Categoría: Mensaje Diario

  • Confiar en ti

    Confiar en ti

    La mayoría de las personas desean que su razón u opinión sea aceptada y reconocida por los demás gracias a una emoción fundamental denominada ego, que les hace sentirse muy importantes o superiores ante los demás.

    Pero la razón u opinión ajena es con frecuencia muy distinta a la nuestra, lo que nos impele al reto de tener ánimo crítico frente a los puntos de vista ajenos, en especial cuando versen sobre política, religión o ideologías. Incluso frente a las opiniones sobre las pequeñas cosas de la vida se nos incita a adoptar la opinión ajena. “ese traje no te queda bien, no uses esa herramienta, te ves ridículo haciendo eso”.

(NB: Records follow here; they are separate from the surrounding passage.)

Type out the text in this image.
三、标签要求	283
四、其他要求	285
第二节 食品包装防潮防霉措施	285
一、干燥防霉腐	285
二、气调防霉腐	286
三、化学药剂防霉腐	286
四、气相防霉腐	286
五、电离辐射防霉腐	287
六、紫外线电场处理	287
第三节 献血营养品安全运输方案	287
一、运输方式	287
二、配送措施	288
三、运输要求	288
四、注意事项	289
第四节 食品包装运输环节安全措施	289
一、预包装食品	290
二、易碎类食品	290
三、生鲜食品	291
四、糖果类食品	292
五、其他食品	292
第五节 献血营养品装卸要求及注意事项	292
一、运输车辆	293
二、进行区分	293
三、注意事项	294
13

    La mejor pregunta que puedes hacerte antes de aceptar un punto de vista ajeno es esta: ¿lo que se me propone está en consonancia con mis auténticos deseos y el bienestar de los demás?

    Pero si no sabes lo que tu  corazón desea, será muy fácil vivir para la opinión de los demás y no bajo la luz de la tuya. Saber lo que se quiere en la vida define nuestra identidad y también nuestra libertad.

    Cuando no somos críticos frente a la opinión ajena, nuestra ruta de navegación en la vida se moverá al vaivén de las circunstancias. Vinimos al mundo a dejar una huella de amor auténtico, no a pisar las huellas de otros.

    Confía en tu propio juicio, confía en ti mismo…

  • Miedo a ir tras los sueños

    Miedo a ir tras los sueños

    ¿Te has preguntado si eres hoy lo que siempre has deseado ser? Si tu respuesta es negativa sencillamente no estás haciendo lo que tu corazón te pide que hagas, porque realmente tú sólo eres lo que haces hoy, no lo que deseas ser. Mediante el hacer lo que amas puedes llegar a tu ser íntimo y verdadero.

    Si el trabajo no te permite reír, gozar del presente, o sentir la experiencia de la plenitud estás gastando inútilmente tu tiempo, desperdiciando la oportunidad de la felicidad. El trabajo no será un trabajo sino un padecimiento. Por eso Confucio sentenciaba: elige un trabajo que te guste y no tendrás que trabajar ni un día de tu vida. Nadie tiene porque venir a la tierra a padecer la realidad sino a vivirla en la felicidad. La posibilidad de gozar, de disfrutar al realizar una actividad, el medidor exacto de la felicidad.

    Las convenciones sociales o lo que los demás dijeron que no podíamos ser o hacer, nos desvían del camino a nosotros mismos y son el principal obstáculo para ejercer nuestro auténtico don. También lo es la apatía por encontrarte a ti mismo y asumir en el deber de actuar en consecuencia. Pero el principal enemigo de los sueños es el miedo, ese temor que nos impide hacer lo que verdaderamente amamos. Y tenemos miedo cuando no nos reconocemos como artífices de nuestra felicidad, no nos amamos, o no tenemos fe.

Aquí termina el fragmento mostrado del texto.